Demikian dikatakan Ketua Umum Persekutuan Gereja-gereja di Indonesia (PGI), Pdt Dr Andreas A Yewangoe MTh pada pembukaan Sidang Majelis Pekerja Lengkap (MPL) PGI Wilayah Provinsi Jambi yang berlangsung di Hotel Novita Jambi, Senin – Selasa (28 - 29/3).
Ketua Umum PGI (Persekutuan Gereja-gereja di Indonesia), Pdt Dr Andreas A Yewangoe MTh (kiri) bersama Gubernur Jambi, H Hasan Basri Agus (kanan) pada jamuan sarapan pagi Gubernur Jambi terhadap Pengurus PGI dan PGIW Jambi di rumah dinas Gubernur Jambi, Rabu, 30 Maret 2011. [SP/141]

Di hadapan sekitar 200 orang pendeta dan pelayan dari berbagai denominasi gereja se-Provinsi Jambi, Andreas Yewangoe meminta pimpinan gereja di Provinsi Jambi mensosialisasikan pokok-pokok pikiran Sidang Majelis Pekerja Lengkap PGI di Tobelo, Halmahera  Utara, Februari lalu. Pokok pikiran tersebut, yaitu memelihara komunikasi komunikasi, bahkan kerja sama dengan umat beragama lain.

Menyikapi penekanan terhadap beberapa kelompok umat Kristen di Tanah Air, Ketua PGI Pusat mengatakan, kehadiran Kristen di Indonesia bukan sebagai warga negara kelas dua. Umat Kristen di Indonesia bukan penumpang gelap dalam Negara Kesatuan Republik Indonesia (NKRI). Tetapi di tengah umat Kristen sendiri sering muncul konsepsi pemikiran bahwa mereka warga negara kelas dua. Konsepsi pemikiran itu didesakkan secara sadar atau tidak sadar di tengah kehidupan masyarakat.

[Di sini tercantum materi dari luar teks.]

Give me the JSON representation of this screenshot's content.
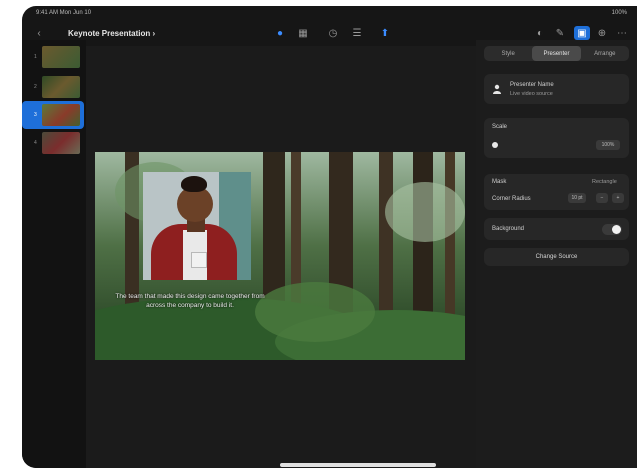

“Kita harus selalu siuman atau sadar terhadap penilaian itu agar bisa merefleksikan kebaikan Allah kepada semua orang melalui aksi nyata. Dengan demikian kita bisa membuktikan bahwa kehadiran Kristen adalah berkat, bukan ancaman bagi sekitarnya,”ujarnya.



Peserta Sidang MPL PGIW Jambi di Hotel Novita Jambi, Senin – Selasa (28 – 29/3/2011).
(Foto : St R Saragih)

Kekerasan

Menyikapi tindak kekerasan dan terorisme yang masih marak di berbagai daerah, khususnya di Jakarta dan Jawa, Ketua PGI Pusat menegaskan, bahwa kekerasan dan terorisme bernuansa agama yang masih sering terjadi di Indonesia merupakan salah satu simbol kegagalan bangsa Indonesia memelihara kemajemukan. Kekerasan dan terorisme tersebut juga menunjukkan bahwa bangsa Indonesia belum mampu belajar dari pengalaman bahwa kekerasan yang dilakukan sekelompok masyarakat akan memicu kekerasan baru di dalam lingkaran kekerasan yang tidak habis-habisnya.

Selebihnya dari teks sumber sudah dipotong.